Supervised learning is used in a wide range of real-world applications. From its use in computer vision to locate, isolate, and categorize objects, to identifying spam emails on a daily basis, supervised learning can be a helpful tool in anticipating results and extrapolating vital information from large volumes of data.
Engineers can even use it to build extremely accurate machine learning models, but just how does supervised learning work? In this article, we’ll cover:
What is supervised machine learning?
Supervised machine learning is a subcategory of both artificial intelligence and machine learning. Also known as just “supervised learning”, it uses labeled datasets to train algorithms, which accurately classify data or predict outcomes. Essentially, there are input variables and an individual output variable that use an algorithm to learn the mapping function from the input to the output.

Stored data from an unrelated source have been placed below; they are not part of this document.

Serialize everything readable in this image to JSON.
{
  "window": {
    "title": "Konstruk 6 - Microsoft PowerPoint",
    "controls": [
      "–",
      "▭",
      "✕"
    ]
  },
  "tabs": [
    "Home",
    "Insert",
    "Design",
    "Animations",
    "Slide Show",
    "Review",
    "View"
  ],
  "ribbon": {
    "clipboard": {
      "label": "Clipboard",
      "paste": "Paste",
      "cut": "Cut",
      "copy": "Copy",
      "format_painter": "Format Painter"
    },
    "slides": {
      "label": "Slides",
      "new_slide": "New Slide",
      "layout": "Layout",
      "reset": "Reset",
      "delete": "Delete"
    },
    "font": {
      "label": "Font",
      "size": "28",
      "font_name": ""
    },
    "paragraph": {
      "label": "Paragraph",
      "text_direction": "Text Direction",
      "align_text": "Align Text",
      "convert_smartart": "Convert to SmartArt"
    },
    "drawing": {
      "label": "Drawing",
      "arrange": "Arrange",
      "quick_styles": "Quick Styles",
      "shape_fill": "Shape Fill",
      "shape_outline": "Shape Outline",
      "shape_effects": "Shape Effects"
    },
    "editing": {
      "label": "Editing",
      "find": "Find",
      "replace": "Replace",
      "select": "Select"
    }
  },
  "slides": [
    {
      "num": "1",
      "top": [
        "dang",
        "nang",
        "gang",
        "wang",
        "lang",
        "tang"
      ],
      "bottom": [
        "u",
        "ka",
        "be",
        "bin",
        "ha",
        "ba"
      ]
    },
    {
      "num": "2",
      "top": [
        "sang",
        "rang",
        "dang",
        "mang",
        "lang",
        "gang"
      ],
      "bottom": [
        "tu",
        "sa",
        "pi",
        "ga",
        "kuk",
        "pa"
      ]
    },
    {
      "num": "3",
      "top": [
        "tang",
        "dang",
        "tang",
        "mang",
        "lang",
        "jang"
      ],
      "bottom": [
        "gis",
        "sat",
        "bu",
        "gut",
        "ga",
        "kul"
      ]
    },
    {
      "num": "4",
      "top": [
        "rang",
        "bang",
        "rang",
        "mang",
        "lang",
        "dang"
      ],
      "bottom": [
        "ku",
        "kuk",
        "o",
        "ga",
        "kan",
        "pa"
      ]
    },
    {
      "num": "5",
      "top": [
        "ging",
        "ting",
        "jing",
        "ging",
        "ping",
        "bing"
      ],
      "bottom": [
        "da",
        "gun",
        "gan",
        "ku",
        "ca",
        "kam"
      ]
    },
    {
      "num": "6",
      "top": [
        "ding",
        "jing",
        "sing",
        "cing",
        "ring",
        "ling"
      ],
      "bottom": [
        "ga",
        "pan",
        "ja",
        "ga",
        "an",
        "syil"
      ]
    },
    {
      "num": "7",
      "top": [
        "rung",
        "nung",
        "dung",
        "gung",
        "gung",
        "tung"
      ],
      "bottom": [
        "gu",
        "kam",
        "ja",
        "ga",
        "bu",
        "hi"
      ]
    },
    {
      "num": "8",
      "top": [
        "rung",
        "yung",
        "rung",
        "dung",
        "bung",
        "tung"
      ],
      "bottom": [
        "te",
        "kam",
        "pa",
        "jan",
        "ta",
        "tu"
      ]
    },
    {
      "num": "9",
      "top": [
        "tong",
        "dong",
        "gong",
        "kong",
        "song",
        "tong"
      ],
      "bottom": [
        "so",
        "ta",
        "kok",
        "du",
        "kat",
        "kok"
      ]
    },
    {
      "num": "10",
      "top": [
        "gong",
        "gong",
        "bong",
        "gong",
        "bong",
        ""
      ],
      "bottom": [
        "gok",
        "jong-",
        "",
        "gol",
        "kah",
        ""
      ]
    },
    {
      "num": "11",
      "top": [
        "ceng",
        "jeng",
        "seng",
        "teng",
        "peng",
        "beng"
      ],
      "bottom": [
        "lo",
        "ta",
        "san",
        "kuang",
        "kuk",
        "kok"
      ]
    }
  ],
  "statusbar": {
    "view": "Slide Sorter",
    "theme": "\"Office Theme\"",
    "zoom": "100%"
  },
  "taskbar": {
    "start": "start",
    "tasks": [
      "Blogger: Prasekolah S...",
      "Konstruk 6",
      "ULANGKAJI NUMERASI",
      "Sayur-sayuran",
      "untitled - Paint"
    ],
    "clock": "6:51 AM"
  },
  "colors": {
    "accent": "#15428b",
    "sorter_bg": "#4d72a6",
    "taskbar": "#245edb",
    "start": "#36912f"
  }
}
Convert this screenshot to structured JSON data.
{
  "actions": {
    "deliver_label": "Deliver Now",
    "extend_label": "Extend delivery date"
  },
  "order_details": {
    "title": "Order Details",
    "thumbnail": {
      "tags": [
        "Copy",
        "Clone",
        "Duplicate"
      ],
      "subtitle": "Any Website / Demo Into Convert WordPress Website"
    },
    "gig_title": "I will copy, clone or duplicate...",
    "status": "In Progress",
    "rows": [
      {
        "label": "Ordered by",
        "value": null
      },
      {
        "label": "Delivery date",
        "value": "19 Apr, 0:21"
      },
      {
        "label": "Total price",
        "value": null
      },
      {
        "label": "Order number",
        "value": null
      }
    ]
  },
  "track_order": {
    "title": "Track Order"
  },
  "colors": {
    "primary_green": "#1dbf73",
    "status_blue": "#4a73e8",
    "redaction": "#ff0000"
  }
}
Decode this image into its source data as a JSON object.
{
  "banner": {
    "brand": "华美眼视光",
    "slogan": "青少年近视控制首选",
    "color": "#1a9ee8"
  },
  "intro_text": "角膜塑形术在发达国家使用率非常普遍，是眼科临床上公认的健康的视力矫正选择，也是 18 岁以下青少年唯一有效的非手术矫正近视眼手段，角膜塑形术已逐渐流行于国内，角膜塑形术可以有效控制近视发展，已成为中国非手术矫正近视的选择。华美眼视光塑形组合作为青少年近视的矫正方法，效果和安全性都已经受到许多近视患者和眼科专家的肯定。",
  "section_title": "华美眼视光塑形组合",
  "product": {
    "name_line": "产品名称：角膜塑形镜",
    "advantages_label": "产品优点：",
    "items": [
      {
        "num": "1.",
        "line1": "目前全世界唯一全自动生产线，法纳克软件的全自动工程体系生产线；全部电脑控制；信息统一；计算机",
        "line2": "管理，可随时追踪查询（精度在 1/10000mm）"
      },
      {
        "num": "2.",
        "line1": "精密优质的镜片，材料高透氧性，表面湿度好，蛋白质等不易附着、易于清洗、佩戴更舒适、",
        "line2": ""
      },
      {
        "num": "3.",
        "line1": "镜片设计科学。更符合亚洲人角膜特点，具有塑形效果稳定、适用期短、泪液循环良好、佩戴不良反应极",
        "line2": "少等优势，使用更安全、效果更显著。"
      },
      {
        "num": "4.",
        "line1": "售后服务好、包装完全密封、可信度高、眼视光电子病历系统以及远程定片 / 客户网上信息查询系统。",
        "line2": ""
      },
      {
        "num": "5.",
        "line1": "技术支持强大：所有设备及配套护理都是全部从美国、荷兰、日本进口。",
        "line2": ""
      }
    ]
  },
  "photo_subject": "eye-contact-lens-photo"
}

How does supervised machine learning work?
With supervised learning, the model is trained until it can detect relationships and patterns between the input and output variables. It’s ideal for classification and regression problems:
- Classification. When the input variable is a category, like “disease” and “no disease”.
- Regression. When the output variable is a real value, like “weight”.
7 supervised learning algorithms
1. Random forest
Built from decision tree algorithms, a random forest helps to predict outcomes and behavior in regression and classification problems. The random forest algorithm has various decision trees, with the forest being generated through either bootstrap or bagging aggregation, the latter of which is an ensemble meta-algorithm that improves machine learning algorithms’ accuracy.
The outcome is established according to the predictions of the decision tree, which is done by taking the mean or average of the output from various trees. If you want to increase the precision of the outcome, then you have to increase the number of trees.
Decision tree algorithms can be limited, and a random forest addresses those issues by minimizing the overfitting datasets and increasing precision. You should avoid random forests when there isn’t enough data, as you’ll have unproductive splits that’ll affect the outcome and the extrapolation of data.
What are the applications of random forests?
- E-commerce. RainForest algorithms help vendors to predict customer preferences based on past behavior.
- Banking. Useful in predicting the creditworthiness of loan applicants and in detecting fraudsters.
- Healthcare. Random forests are great for diagnosing patients by assessing past medical history, and past medical records can help to establish the right dosages for patient medication.
2. Support vector machine (SVM)
SVM is a supervised machine learning problem in which the goal is to find a hyperplane that will better separate the two classes, and it works best when you have a small and complex dataset. The advice is to first try logistic regression, and if it doesn’t produce accurate results, then you should use SVM without any kernel.
What are the different types of SVM?
- Linear SVM. This type is used when the data is linearly separable, which means that data points are classified into two classes by using a single straight line in 2D.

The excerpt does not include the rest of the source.